In order to find the distance up to which a body goes we will apply the Newton’s law of distance ${v^2} = {u^2} - 2as$ where, v is the final velocity, u is the initial and a is the acceleration and s is the distance. For that we need acceleration which is $\dfrac{{upthrust - weight}}{{mass}}$ and velocity inside the water will be zero and initial velocity be $\sqrt {2gh}$

Step by step solution:
We need to find the maximum depth to which a body sinks before it returns to the surface.
We are supposing that we have a body of density $\sigma$ is dropped from the height h into the water of density $\rho$
So at the maximum depth the velocity of the body will be zero.
When that body collides to the surface its velocity (initial) will be $\sqrt {2gh}$ where, g is the gravity and h is the height from which it is thrown
That body will feel buoyancy force inside the water to upward or upthrust and weight of the body will be mg toward surface and getting a retardation in speed
So from here we can write acceleration of body = $\dfrac{{upthrust - weight}}{{mass}}$ ….. (1)
Upthrust will be the volume inside =V $\rho$ g
Weight of the body inside water will be product of volume and density =V $\rho$ g
And mass is volume of the body V $\sigma$
Putting these values in (1), we get $\dfrac{{V\rho g - V\sigma g}}{{V\sigma }}$ …… (2)

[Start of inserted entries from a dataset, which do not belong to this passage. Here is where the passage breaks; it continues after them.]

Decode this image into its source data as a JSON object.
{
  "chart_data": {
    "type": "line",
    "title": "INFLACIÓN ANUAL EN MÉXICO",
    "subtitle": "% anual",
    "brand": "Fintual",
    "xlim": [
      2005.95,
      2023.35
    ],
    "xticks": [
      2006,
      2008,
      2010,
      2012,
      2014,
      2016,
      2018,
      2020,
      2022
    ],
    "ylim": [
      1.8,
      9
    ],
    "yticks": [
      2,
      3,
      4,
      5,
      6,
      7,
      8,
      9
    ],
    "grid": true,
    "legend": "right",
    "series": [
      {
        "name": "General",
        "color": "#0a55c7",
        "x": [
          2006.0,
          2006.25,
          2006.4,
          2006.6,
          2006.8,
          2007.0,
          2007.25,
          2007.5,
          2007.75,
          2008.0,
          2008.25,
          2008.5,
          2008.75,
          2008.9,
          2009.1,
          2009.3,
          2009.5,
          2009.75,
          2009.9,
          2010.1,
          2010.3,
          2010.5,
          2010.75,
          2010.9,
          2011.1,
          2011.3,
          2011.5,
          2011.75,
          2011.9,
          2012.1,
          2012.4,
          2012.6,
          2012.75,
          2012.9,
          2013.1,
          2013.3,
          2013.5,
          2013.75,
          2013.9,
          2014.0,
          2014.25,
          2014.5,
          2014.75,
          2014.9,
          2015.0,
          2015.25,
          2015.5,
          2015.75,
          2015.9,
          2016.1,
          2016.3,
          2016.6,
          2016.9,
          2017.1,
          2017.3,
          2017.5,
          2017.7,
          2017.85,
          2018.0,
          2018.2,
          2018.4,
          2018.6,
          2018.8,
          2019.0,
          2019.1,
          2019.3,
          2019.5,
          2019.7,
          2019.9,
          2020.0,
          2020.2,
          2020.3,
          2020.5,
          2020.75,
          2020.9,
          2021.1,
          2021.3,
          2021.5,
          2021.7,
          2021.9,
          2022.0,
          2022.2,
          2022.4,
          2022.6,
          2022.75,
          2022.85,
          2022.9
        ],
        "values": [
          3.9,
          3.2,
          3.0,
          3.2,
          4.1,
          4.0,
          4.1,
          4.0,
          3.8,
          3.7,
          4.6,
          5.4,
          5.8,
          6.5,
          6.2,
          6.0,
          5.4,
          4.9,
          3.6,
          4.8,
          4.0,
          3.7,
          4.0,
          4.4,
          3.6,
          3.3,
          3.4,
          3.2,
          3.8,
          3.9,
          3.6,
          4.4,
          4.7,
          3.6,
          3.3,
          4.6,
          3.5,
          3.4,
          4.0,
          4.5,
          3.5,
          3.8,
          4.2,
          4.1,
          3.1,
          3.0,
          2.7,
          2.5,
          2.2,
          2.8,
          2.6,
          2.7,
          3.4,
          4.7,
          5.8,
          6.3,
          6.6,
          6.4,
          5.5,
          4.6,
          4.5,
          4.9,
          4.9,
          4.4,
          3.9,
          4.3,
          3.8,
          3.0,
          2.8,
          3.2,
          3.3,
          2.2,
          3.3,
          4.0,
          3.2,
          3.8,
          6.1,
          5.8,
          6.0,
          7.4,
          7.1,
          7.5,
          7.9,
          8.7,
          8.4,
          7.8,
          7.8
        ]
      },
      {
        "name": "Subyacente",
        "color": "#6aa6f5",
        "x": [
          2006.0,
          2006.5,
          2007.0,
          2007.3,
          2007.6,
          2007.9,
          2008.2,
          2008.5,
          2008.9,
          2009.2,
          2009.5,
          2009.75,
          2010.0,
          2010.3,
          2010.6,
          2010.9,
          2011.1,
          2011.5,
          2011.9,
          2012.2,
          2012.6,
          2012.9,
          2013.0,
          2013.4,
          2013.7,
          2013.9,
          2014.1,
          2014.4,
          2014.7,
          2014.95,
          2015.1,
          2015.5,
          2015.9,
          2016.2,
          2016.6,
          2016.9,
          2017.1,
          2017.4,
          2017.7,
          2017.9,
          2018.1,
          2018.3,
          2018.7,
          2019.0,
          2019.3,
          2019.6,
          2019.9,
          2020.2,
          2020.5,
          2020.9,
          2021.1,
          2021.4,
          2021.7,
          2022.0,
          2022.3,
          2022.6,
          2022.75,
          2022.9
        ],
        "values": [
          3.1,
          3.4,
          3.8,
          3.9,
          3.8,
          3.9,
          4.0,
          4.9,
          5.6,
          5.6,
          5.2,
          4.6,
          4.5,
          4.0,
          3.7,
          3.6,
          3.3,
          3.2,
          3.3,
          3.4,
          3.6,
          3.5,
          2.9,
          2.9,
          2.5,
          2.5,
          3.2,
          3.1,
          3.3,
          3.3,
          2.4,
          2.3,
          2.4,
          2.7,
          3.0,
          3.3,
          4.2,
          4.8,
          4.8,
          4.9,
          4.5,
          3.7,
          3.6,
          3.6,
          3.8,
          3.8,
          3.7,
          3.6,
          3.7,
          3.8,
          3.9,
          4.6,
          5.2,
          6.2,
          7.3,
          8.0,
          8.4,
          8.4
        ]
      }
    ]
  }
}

Cancelling V from the equation (2) we will get $\dfrac{{\rho - \sigma }}{\sigma }g$ …… (3)
Equation (3) is the acceleration due to which body will retard.

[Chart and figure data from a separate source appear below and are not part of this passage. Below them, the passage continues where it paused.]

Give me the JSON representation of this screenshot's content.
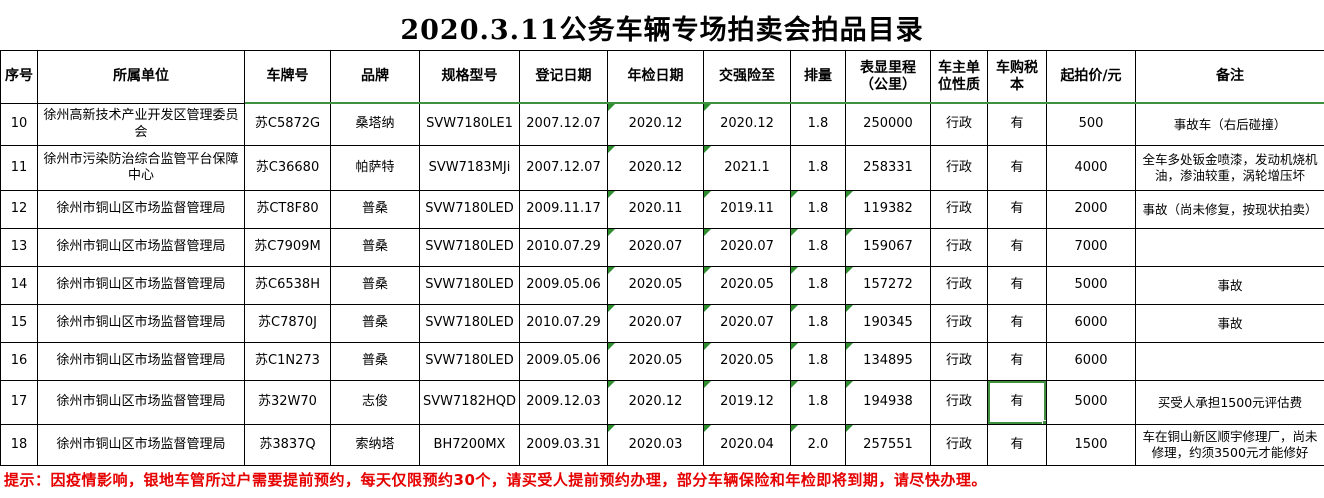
{
  "title": "2020.3.11公务车辆专场拍卖会拍品目录",
  "footer_note": "提示：因疫情影响，银地车管所过户需要提前预约，每天仅限预约30个，请买受人提前预约办理，部分车辆保险和年检即将到期，请尽快办理。",
  "colors": {
    "grid": "#000000",
    "note_red": "#e60000",
    "selection_green": "#3f9140",
    "triangle_green": "#2f8f2f"
  },
  "selection": {
    "row_label": "17",
    "column_label": "车购税本",
    "value": "有"
  },
  "table": {
    "headers": [
      "序号",
      "所属单位",
      "车牌号",
      "品牌",
      "规格型号",
      "登记日期",
      "年检日期",
      "交强险至",
      "排量",
      "表显里程（公里）",
      "车主单位性质",
      "车购税本",
      "起拍价/元",
      "备注"
    ],
    "column_keys": [
      "seq",
      "unit",
      "plate",
      "brand",
      "model",
      "reg-date",
      "inspection-date",
      "insurance-until",
      "displacement",
      "mileage",
      "owner-type",
      "tax-book",
      "start-price",
      "remarks"
    ],
    "rows": [
      {
        "cells": [
          "10",
          "徐州高新技术产业开发区管理委员会",
          "苏C5872G",
          "桑塔纳",
          "SVW7180LE1",
          "2007.12.07",
          "2020.12",
          "2020.12",
          "1.8",
          "250000",
          "行政",
          "有",
          "500",
          "事故车（右后碰撞）"
        ],
        "green_marks": [
          6,
          7
        ]
      },
      {
        "cells": [
          "11",
          "徐州市污染防治综合监管平台保障中心",
          "苏C36680",
          "帕萨特",
          "SVW7183MJi",
          "2007.12.07",
          "2020.12",
          "2021.1",
          "1.8",
          "258331",
          "行政",
          "有",
          "4000",
          "全车多处钣金喷漆，发动机烧机油，渗油较重，涡轮增压坏"
        ],
        "green_marks": [
          6,
          7
        ]
      },
      {
        "cells": [
          "12",
          "徐州市铜山区市场监督管理局",
          "苏CT8F80",
          "普桑",
          "SVW7180LED",
          "2009.11.17",
          "2020.11",
          "2019.11",
          "1.8",
          "119382",
          "行政",
          "有",
          "2000",
          "事故（尚未修复，按现状拍卖）"
        ],
        "green_marks": [
          6,
          7,
          8,
          9
        ]
      },
      {
        "cells": [
          "13",
          "徐州市铜山区市场监督管理局",
          "苏C7909M",
          "普桑",
          "SVW7180LED",
          "2010.07.29",
          "2020.07",
          "2020.07",
          "1.8",
          "159067",
          "行政",
          "有",
          "7000",
          ""
        ],
        "green_marks": [
          6,
          7,
          8,
          9
        ]
      },
      {
        "cells": [
          "14",
          "徐州市铜山区市场监督管理局",
          "苏C6538H",
          "普桑",
          "SVW7180LED",
          "2009.05.06",
          "2020.05",
          "2020.05",
          "1.8",
          "157272",
          "行政",
          "有",
          "5000",
          "事故"
        ],
        "green_marks": [
          6,
          7,
          8,
          9
        ]
      },
      {
        "cells": [
          "15",
          "徐州市铜山区市场监督管理局",
          "苏C7870J",
          "普桑",
          "SVW7180LED",
          "2010.07.29",
          "2020.07",
          "2020.07",
          "1.8",
          "190345",
          "行政",
          "有",
          "6000",
          "事故"
        ],
        "green_marks": [
          6,
          7,
          8,
          9
        ]
      },
      {
        "cells": [
          "16",
          "徐州市铜山区市场监督管理局",
          "苏C1N273",
          "普桑",
          "SVW7180LED",
          "2009.05.06",
          "2020.05",
          "2020.05",
          "1.8",
          "134895",
          "行政",
          "有",
          "6000",
          ""
        ],
        "green_marks": [
          6,
          7,
          8,
          9
        ]
      },
      {
        "cells": [
          "17",
          "徐州市铜山区市场监督管理局",
          "苏32W70",
          "志俊",
          "SVW7182HQD",
          "2009.12.03",
          "2020.12",
          "2019.12",
          "1.8",
          "194938",
          "行政",
          "有",
          "5000",
          "买受人承担1500元评估费"
        ],
        "green_marks": [
          6,
          7,
          8,
          9
        ],
        "selected_cell": 11
      },
      {
        "cells": [
          "18",
          "徐州市铜山区市场监督管理局",
          "苏3837Q",
          "索纳塔",
          "BH7200MX",
          "2009.03.31",
          "2020.03",
          "2020.04",
          "2.0",
          "257551",
          "行政",
          "有",
          "1500",
          "车在铜山新区顺宇修理厂，尚未修理，约须3500元才能修好"
        ],
        "green_marks": [
          6,
          7,
          8,
          9
        ]
      }
    ]
  }
}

Final velocity is coming to zero; we will use Newton equation here ${v^2} = {u^2} - 2as$ where, v is the final velocity, u is the initial and a is the acceleration and s is the distance
Substituting the value we get, 0=2gh−2 $\dfrac{{\rho - \sigma }}{\sigma }g$ ${h_{MAX}}$
From here we will get ${h_{MAX}}$ = $\dfrac{{\sigma h}}{{\rho - \sigma }}$
This will be the depth up to which a body will go inside the water.

Hence option A is correct.

Note: When a body is fully or partially submerged into the liquid, it feels an upward force which is called upthrust or buoyancy. We have taken the density of water as $\sigma$ and of water as $\rho$ . The value may differ for different densities.